It’s a wonderful book, beautifully written by an author I admire. So why is it languishing on my night stand while I finish two others plus the Janet Malcolm piece in last week’s New Yorker?
The book in question is “The Adventures of Augie March,” by Saul Bellow. Undeniably a Great Work by an Important Writer. But, more than that, a book I’ve meant to–wanted to–read, looked forward to reading, and now, night after night, can’t seem to get myself to pick up.
One of the reasons I wanted to read the book just now is that I recently read an excerpt of a collection of Bellow’s letters. He revealed himself to be not only, of course, a meticulous and thoughtful writer, but also an astoundingly generous one. Letters to a just-starting-out Philip Roth, to Martin Amis feeling distanced from his father, to a young wannbe at a writers’ conference–uniformly kind, encouraging, large-hearted, helpful.
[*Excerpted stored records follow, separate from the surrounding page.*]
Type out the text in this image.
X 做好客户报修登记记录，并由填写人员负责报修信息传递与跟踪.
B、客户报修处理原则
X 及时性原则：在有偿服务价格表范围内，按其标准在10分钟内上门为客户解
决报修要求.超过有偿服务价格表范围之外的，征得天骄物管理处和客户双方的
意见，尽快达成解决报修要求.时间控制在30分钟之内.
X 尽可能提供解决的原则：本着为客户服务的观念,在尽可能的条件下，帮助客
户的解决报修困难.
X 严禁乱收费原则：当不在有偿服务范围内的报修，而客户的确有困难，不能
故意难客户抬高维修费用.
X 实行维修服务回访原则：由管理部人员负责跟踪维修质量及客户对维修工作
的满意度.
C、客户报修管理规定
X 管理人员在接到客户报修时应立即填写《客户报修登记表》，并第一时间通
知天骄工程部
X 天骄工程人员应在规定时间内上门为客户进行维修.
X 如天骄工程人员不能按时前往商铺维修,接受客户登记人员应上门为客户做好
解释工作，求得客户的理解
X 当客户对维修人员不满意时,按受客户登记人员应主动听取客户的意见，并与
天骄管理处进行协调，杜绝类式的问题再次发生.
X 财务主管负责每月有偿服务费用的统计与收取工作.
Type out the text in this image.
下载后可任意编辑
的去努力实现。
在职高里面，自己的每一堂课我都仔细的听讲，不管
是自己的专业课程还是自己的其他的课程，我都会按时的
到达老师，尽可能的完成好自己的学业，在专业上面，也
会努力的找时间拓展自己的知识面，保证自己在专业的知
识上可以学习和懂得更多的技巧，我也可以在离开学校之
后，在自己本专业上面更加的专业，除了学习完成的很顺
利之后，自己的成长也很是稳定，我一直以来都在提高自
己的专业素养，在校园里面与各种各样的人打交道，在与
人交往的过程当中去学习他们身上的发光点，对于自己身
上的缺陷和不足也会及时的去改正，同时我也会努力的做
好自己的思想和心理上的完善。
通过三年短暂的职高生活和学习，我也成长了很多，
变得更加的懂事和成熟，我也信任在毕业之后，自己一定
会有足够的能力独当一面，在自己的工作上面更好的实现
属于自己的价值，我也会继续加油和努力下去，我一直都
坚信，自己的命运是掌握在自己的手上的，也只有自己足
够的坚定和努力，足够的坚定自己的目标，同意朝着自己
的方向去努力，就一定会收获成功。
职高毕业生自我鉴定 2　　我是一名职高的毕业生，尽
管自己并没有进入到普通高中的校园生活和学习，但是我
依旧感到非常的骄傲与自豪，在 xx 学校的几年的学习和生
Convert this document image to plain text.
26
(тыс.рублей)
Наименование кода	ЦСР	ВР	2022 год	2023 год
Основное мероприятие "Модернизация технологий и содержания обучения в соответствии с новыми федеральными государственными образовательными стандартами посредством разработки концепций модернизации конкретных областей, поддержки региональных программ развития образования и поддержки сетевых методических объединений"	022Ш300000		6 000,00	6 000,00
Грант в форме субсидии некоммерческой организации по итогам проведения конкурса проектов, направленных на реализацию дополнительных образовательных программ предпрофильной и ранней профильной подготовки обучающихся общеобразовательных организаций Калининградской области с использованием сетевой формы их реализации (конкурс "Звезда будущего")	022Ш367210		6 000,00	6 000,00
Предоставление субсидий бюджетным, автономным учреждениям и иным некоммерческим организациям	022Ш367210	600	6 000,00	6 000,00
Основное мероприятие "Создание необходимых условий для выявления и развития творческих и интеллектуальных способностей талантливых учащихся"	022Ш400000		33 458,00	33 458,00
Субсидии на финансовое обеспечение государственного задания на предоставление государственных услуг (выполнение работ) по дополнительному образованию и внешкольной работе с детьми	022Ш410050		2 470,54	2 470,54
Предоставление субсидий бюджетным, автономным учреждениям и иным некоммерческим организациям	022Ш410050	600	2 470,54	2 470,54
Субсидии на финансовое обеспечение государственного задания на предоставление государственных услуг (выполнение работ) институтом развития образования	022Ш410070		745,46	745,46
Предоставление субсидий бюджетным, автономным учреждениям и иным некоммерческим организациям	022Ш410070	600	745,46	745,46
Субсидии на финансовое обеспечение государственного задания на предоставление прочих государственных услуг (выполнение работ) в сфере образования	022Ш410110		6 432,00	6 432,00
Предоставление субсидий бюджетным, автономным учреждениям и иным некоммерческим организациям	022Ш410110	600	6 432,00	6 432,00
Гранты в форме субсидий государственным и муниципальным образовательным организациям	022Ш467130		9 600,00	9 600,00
But now that I’m reading “Augie March,” instead of “just one more chapter” being the mantra that reins me in, it’s the one that’s prodding me forward. What’s going on here?
There is the overwhelming maleness, true. Sometimes it feels like a different language, right from those uber-muscular opening words, “I’m an American–Chicago born.” But I love those words. There is something exhilarating about them. And I got over the Y chromosome factor enough to love the Updike Rabbit books.
There’s that overstuffed quality, with so much going on in each sentence. So much elegant and precise language, but also so many esoteric words and references that are the hallmark of Bellow’s writing. Maybe this is reading not for bedtime, but for a more energetic time of day.
I know I’ll finish it eventually. And I’m sure I’ll love it. And I guess it is convenient to be reading a book that doesn’t seem to compel me to put down everything else. But what makes a book put-down-able or not? And, in the long run, does that interfere with our appreciation of it?
I understand, having just finished Faulkner's "Absalom, Absalom," for my readers group. I balked at first, then surrendered. It required surrender, and I'm glad I did. All this sounds like X surrendering to Y. Y is tireless: one sentence is often pages long. If it were lovemaking it would wear me out.